Where are we now? State of the industry
4 Let me talk about the state of the industry. In 2000, an industry-led Committee for the Efficient Distribution of Life Insurance (CEDLI) was appointed by MAS to consider ways to enhance transparency, competitiveness, and efficiency in the distribution of life insurance products. The recommendations of the committee were far-reaching and helped raise the standards of the advisory process and the competency of insurance agents. Two years later, MAS introduced the Financial Advisers Act, which we commonly refer to as the FAA, to build upon the work of CEDLI. The FAA was a key milestone in our regulatory framework. It provided consistency in the regulation and supervision of FA firms across sectors and across products. In 2009, we issued the Fair Dealing Guidelines to promote fair dealing by financial institutions when they conduct business with their customers. And more recently, we embarked on the Financial Advisory Industry Review, also known as FAIR. This review culminated in close to thirty recommendations, most of which have been implemented.

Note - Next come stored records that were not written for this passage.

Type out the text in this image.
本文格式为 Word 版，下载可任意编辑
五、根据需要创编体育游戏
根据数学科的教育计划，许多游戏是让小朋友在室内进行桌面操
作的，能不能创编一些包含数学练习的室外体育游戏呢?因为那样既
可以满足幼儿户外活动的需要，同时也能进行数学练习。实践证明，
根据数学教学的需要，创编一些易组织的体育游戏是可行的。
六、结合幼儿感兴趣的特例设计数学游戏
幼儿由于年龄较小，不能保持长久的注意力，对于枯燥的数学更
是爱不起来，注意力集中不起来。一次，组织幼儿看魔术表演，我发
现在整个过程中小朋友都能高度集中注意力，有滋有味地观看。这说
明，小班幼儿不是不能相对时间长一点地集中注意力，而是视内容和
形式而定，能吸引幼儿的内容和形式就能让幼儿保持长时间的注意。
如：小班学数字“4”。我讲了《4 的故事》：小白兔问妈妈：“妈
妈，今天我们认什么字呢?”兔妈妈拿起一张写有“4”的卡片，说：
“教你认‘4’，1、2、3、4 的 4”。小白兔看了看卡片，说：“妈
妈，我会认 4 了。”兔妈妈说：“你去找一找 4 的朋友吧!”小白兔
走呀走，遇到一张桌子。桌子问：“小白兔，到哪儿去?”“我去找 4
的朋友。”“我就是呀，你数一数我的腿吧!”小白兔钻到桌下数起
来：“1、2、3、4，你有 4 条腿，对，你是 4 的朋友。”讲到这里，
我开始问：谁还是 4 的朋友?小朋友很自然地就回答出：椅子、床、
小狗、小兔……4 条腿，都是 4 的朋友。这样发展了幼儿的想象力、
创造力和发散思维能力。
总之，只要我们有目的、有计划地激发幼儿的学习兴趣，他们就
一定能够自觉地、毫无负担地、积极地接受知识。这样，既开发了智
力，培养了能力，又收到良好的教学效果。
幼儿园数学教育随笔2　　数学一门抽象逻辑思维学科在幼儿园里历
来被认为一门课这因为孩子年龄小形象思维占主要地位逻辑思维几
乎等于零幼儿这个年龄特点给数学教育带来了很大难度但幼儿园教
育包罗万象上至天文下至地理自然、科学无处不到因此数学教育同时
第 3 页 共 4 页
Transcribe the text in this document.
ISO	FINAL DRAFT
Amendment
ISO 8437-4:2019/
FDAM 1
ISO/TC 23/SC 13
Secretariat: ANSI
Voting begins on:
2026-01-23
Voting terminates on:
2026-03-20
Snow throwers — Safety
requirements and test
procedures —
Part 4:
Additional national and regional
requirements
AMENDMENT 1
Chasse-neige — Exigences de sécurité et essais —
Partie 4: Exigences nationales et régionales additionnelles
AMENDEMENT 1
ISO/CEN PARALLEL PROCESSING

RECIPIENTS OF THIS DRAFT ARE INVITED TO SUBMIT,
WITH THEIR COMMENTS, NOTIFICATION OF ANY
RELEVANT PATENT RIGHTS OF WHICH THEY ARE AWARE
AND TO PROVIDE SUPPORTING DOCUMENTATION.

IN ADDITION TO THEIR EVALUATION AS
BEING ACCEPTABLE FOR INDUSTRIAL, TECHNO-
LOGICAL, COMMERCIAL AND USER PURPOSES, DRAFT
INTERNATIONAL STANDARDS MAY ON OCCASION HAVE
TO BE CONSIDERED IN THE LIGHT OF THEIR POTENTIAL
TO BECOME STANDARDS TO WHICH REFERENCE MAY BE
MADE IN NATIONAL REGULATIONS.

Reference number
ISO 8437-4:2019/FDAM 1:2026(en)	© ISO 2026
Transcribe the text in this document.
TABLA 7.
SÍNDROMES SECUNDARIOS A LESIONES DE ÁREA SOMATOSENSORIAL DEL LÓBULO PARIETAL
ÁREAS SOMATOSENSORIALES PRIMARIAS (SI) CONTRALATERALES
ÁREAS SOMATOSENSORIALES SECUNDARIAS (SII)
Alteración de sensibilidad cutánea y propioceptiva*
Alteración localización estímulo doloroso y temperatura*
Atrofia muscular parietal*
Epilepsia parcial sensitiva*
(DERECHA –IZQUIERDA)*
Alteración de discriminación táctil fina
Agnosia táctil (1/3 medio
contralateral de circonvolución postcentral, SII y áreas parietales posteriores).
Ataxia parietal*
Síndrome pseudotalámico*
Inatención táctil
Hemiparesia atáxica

5 Over the past few years, the industry has made positive strides in a number of areas. Let me share a few examples with you.
- First, advisers are gathering more information to help them provide better financial advice. In a mystery shopping exercise conducted by MAS several years ago, we found that the extent of information collected during the fact-finding process was inadequate as it often did not extend beyond asking for basic personal information. FA firms have taken action to address this shortcoming and subsequent mystery shopping exercises conducted by the industry found improvements as advisers were obtaining more information on the financial objectives and investment horizon of customers.
- Second, many FA firms have put in place enhanced measures to safeguard the interests of vulnerable customers such as the elderly and those with low income. These include requiring supervisors to be present during the advisory and sales process, or calling these customers after the sale to ensure they understand the features and risks of the products recommended.
- Third, many FA firms have made concerted efforts to put fair dealing at the centre of what they do. In the course of MAS’ inspections to assess the implementation of the Fair Dealing Guidelines, we observed that many firms had reviewed their policies and procedures as well as identified gaps in their business practices against the fair dealing outcomes. It is also heartening to note that there has been heightened awareness of the importance of fair dealing at the Board and Senior Management level. We found that some CEOs were bringing fair dealing to the forefront by personally championing the incorporation of fair dealing within their firms’ practices and communicating its importance to advisers and staff. Some firms have also established dedicated committees, comprising their CEOs and other senior management staff, to discuss issues and track the implementation of initiatives related to fair dealing. All these efforts are positive for consumers and bode well for the industry.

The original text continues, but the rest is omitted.